Noachim Frank pronunció su Conferencia Nobel el 8 de diciembre de 2017 en el Aula Magna, Universidad de Estocolmo.

Antes de aplaudir el bombardeo de un país presuntamente malvado, es bueno pensar en el biofísico Joachim Frank. Nació el 12 de septiembre de 1940 en Siegen, una de las sedes de la industria pesada de la Alemania nazi. No era un buen sitio ni un buen momento para nacer.

“Mi primer recuerdo es mi casa en llamas”, rememora entornando los ojos, como si volviese a estar allí, entre el caos y la destrucción. “Normalmente una persona no tiene muchas memorias de cuando tenía tres años y medio, pero yo recuerdo estar en la puerta de mi casa, viendo cómo se quemaban los edificios de alrededor, mientras nuestro tejado ardía por las bombas incendiarias lanzadas por los aliados”.

Más de 70 años después, Frank se reunió con otros dos de aquellos niños de la Segunda Guerra Mundial, pero nacidos en el otro bando: el británico Richard Henderson y el suizo Jacques Dubochet. Los tres, ya septuagenarios, recogieron el Premio Nobel de Química de 2017 por inventar el criomicroscopio electrónico, una revolucionaria herramienta para fotografiar moléculas fundamentales para la vida, a temperaturas de unos 180 grados bajo cero.

Si la generación de sus padres se dedicó a destriparse en los campos de batalla, ellos optaron por trabajar juntos y parieron una tecnología que abre las puertas a nuevos fármacos, al iluminar procesos biológicos como el cáncer y el alzhéimer.

“Mi primer recuerdo es mi casa en llamas”, afirma el biofísico, nacido en Alemania durante la Segunda Guerra Mundial.

Tras enterarse de que había ganado el Nobel, Joachim Frank escribió unos versos en su web: “Jesus Christ / Holy Cow / I’m a different person now”. Son expresiones malsonantes imposibles de traducir literalmente, pero vendrían a decir algo así como: “La hostia, ahora soy otra persona”. Tras ser galardonado “todo cambió, incluyendo las relaciones con otras personas”, explica sentado en una cafetería de Valencia, por donde pasó recientemente para formar parte del jurado de los Premios Rey Jaime I.

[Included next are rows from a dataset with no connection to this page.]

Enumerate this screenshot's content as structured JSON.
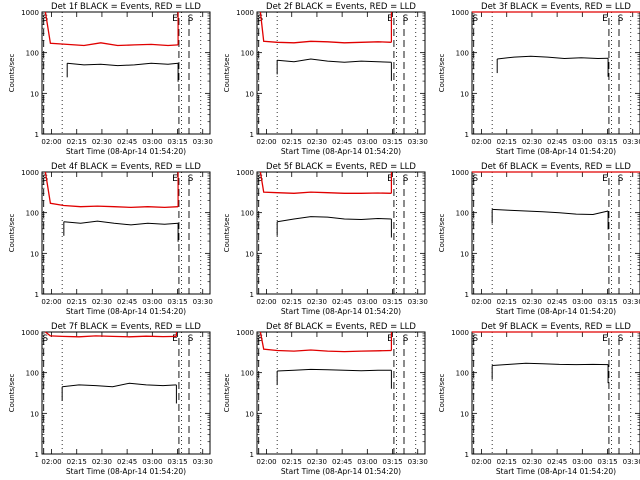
{
  "figure": {
    "background": "#ffffff",
    "events_color": "#000000",
    "lld_color": "#e00000"
  },
  "common": {
    "xlabel": "Start Time (08-Apr-14 01:54:20)",
    "ylabel": "Counts/sec",
    "x_tick_labels": [
      "02:00",
      "02:15",
      "02:30",
      "02:45",
      "03:00",
      "03:15",
      "03:30"
    ],
    "y_tick_labels": [
      "1",
      "10",
      "100",
      "1000"
    ],
    "x_tick_minutes": [
      5.67,
      20.67,
      35.67,
      50.67,
      65.67,
      80.67,
      95.67
    ],
    "xlim_minutes": [
      0,
      100
    ],
    "ylim": [
      1,
      1000
    ],
    "y_scale": "log",
    "line_labels": [
      "S",
      "E"
    ]
  },
  "chart_data": [
    {
      "type": "line",
      "title": "Det 1f BLACK = Events, RED = LLD",
      "series": [
        {
          "name": "Events",
          "color": "#000000",
          "x": [
            15,
            25,
            35,
            45,
            55,
            65,
            75,
            81
          ],
          "values": [
            55,
            50,
            52,
            48,
            50,
            55,
            52,
            55
          ]
        },
        {
          "name": "LLD",
          "color": "#e00000",
          "x": [
            2,
            5,
            15,
            25,
            35,
            45,
            55,
            65,
            75,
            81
          ],
          "values": [
            1000,
            170,
            160,
            150,
            175,
            150,
            155,
            160,
            150,
            155
          ]
        }
      ],
      "vlines": {
        "start": [
          1,
          87.5
        ],
        "end": [
          81.5
        ],
        "dotted": [
          12,
          83,
          94.5
        ]
      }
    },
    {
      "type": "line",
      "title": "Det 2f BLACK = Events, RED = LLD",
      "series": [
        {
          "name": "Events",
          "color": "#000000",
          "x": [
            12,
            22,
            32,
            42,
            52,
            62,
            72,
            80
          ],
          "values": [
            65,
            60,
            70,
            62,
            58,
            62,
            60,
            58
          ]
        },
        {
          "name": "LLD",
          "color": "#e00000",
          "x": [
            2,
            4,
            12,
            22,
            32,
            42,
            52,
            62,
            72,
            80
          ],
          "values": [
            1000,
            190,
            180,
            175,
            190,
            185,
            175,
            180,
            185,
            180
          ]
        }
      ],
      "vlines": {
        "start": [
          1,
          87.5
        ],
        "end": [
          81.5
        ],
        "dotted": [
          12,
          83,
          94.5
        ]
      }
    },
    {
      "type": "line",
      "title": "Det 3f BLACK = Events, RED = LLD",
      "series": [
        {
          "name": "Events",
          "color": "#000000",
          "x": [
            15,
            25,
            35,
            45,
            55,
            65,
            75,
            81
          ],
          "values": [
            70,
            78,
            82,
            78,
            72,
            75,
            72,
            73
          ]
        },
        {
          "name": "LLD",
          "color": "#e00000",
          "x": [
            0,
            100
          ],
          "values": [
            1000,
            1000
          ]
        }
      ],
      "vlines": {
        "start": [
          1,
          87.5
        ],
        "end": [
          81.5
        ],
        "dotted": [
          12,
          83,
          94.5
        ]
      }
    },
    {
      "type": "line",
      "title": "Det 4f BLACK = Events, RED = LLD",
      "series": [
        {
          "name": "Events",
          "color": "#000000",
          "x": [
            13,
            23,
            33,
            43,
            53,
            63,
            73,
            81
          ],
          "values": [
            60,
            55,
            62,
            55,
            50,
            55,
            52,
            55
          ]
        },
        {
          "name": "LLD",
          "color": "#e00000",
          "x": [
            2,
            5,
            13,
            23,
            33,
            43,
            53,
            63,
            73,
            81
          ],
          "values": [
            1000,
            170,
            150,
            140,
            145,
            140,
            135,
            140,
            135,
            140
          ]
        }
      ],
      "vlines": {
        "start": [
          1,
          87.5
        ],
        "end": [
          81.5
        ],
        "dotted": [
          12,
          83,
          94.5
        ]
      }
    },
    {
      "type": "line",
      "title": "Det 5f BLACK = Events, RED = LLD",
      "series": [
        {
          "name": "Events",
          "color": "#000000",
          "x": [
            12,
            22,
            32,
            42,
            52,
            62,
            72,
            80
          ],
          "values": [
            60,
            70,
            80,
            78,
            70,
            68,
            72,
            70
          ]
        },
        {
          "name": "LLD",
          "color": "#e00000",
          "x": [
            2,
            4,
            12,
            22,
            32,
            42,
            52,
            62,
            72,
            80
          ],
          "values": [
            1000,
            320,
            310,
            300,
            320,
            310,
            300,
            300,
            305,
            300
          ]
        }
      ],
      "vlines": {
        "start": [
          1,
          87.5
        ],
        "end": [
          81.5
        ],
        "dotted": [
          12,
          83,
          94.5
        ]
      }
    },
    {
      "type": "line",
      "title": "Det 6f BLACK = Events, RED = LLD",
      "series": [
        {
          "name": "Events",
          "color": "#000000",
          "x": [
            12,
            22,
            32,
            42,
            52,
            62,
            72,
            81
          ],
          "values": [
            120,
            115,
            110,
            105,
            100,
            92,
            90,
            110
          ]
        },
        {
          "name": "LLD",
          "color": "#e00000",
          "x": [
            0,
            100
          ],
          "values": [
            1000,
            1000
          ]
        }
      ],
      "vlines": {
        "start": [
          1,
          87.5
        ],
        "end": [
          81.5
        ],
        "dotted": [
          12,
          83,
          94.5
        ]
      }
    },
    {
      "type": "line",
      "title": "Det 7f BLACK = Events, RED = LLD",
      "series": [
        {
          "name": "Events",
          "color": "#000000",
          "x": [
            12,
            22,
            32,
            42,
            52,
            62,
            72,
            80
          ],
          "values": [
            45,
            50,
            48,
            45,
            55,
            50,
            48,
            50
          ]
        },
        {
          "name": "LLD",
          "color": "#e00000",
          "x": [
            2,
            5,
            12,
            22,
            32,
            42,
            52,
            62,
            72,
            80
          ],
          "values": [
            1000,
            800,
            780,
            760,
            800,
            780,
            760,
            790,
            770,
            780
          ]
        }
      ],
      "vlines": {
        "start": [
          1,
          87.5
        ],
        "end": [
          81.5
        ],
        "dotted": [
          12,
          83,
          94.5
        ]
      }
    },
    {
      "type": "line",
      "title": "Det 8f BLACK = Events, RED = LLD",
      "series": [
        {
          "name": "Events",
          "color": "#000000",
          "x": [
            12,
            22,
            32,
            42,
            52,
            62,
            72,
            80
          ],
          "values": [
            110,
            115,
            120,
            118,
            115,
            112,
            115,
            115
          ]
        },
        {
          "name": "LLD",
          "color": "#e00000",
          "x": [
            2,
            4,
            12,
            22,
            32,
            42,
            52,
            62,
            72,
            80
          ],
          "values": [
            1000,
            380,
            350,
            340,
            360,
            340,
            330,
            340,
            345,
            350
          ]
        }
      ],
      "vlines": {
        "start": [
          1,
          87.5
        ],
        "end": [
          81.5
        ],
        "dotted": [
          12,
          83,
          94.5
        ]
      }
    },
    {
      "type": "line",
      "title": "Det 9f BLACK = Events, RED = LLD",
      "series": [
        {
          "name": "Events",
          "color": "#000000",
          "x": [
            12,
            22,
            32,
            42,
            52,
            62,
            72,
            81
          ],
          "values": [
            150,
            160,
            170,
            165,
            160,
            158,
            160,
            158
          ]
        },
        {
          "name": "LLD",
          "color": "#e00000",
          "x": [
            0,
            100
          ],
          "values": [
            1000,
            1000
          ]
        }
      ],
      "vlines": {
        "start": [
          1,
          87.5
        ],
        "end": [
          81.5
        ],
        "dotted": [
          12,
          83,
          94.5
        ]
      }
    }
  ]
}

Frank comenta con entusiasmo sus logros científicos, pero agria el rostro y entristece su voz cuando habla de su vida paralela: la de escritor frustrado. Ha terminado tres novelas, pero no encuentra ninguna editorial que se las publique. En su cuenta de Twitter, su biografía se reduce a una frase, “Quiero ser escritor”, sin aclarar que además es profesor de Biología en la Universidad de Columbia, en Nueva York.

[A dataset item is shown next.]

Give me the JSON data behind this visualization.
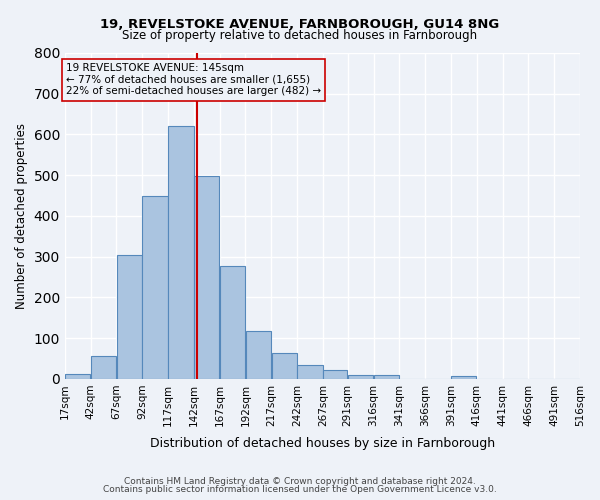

Sus tres libros inéditos están relacionados con la ciencia. Uno de ellos, titulado El observatorio, narra la pelea de un astrónomo de Bonn para recuperar el antiguo observatorio de la ciudad alemana, convertido en un prostíbulo con club de estriptis. El protagonista se enfrenta, además, al divorcio de su mujer y a la defenestración profesional. Finalmente, acaba liado con su antigua secretaria y empieza a trabajar para ella como contable en una peluquería.

Una de sus novelas narra la pelea de un astrónomo para recuperar un observatorio convertido en prostíbulo.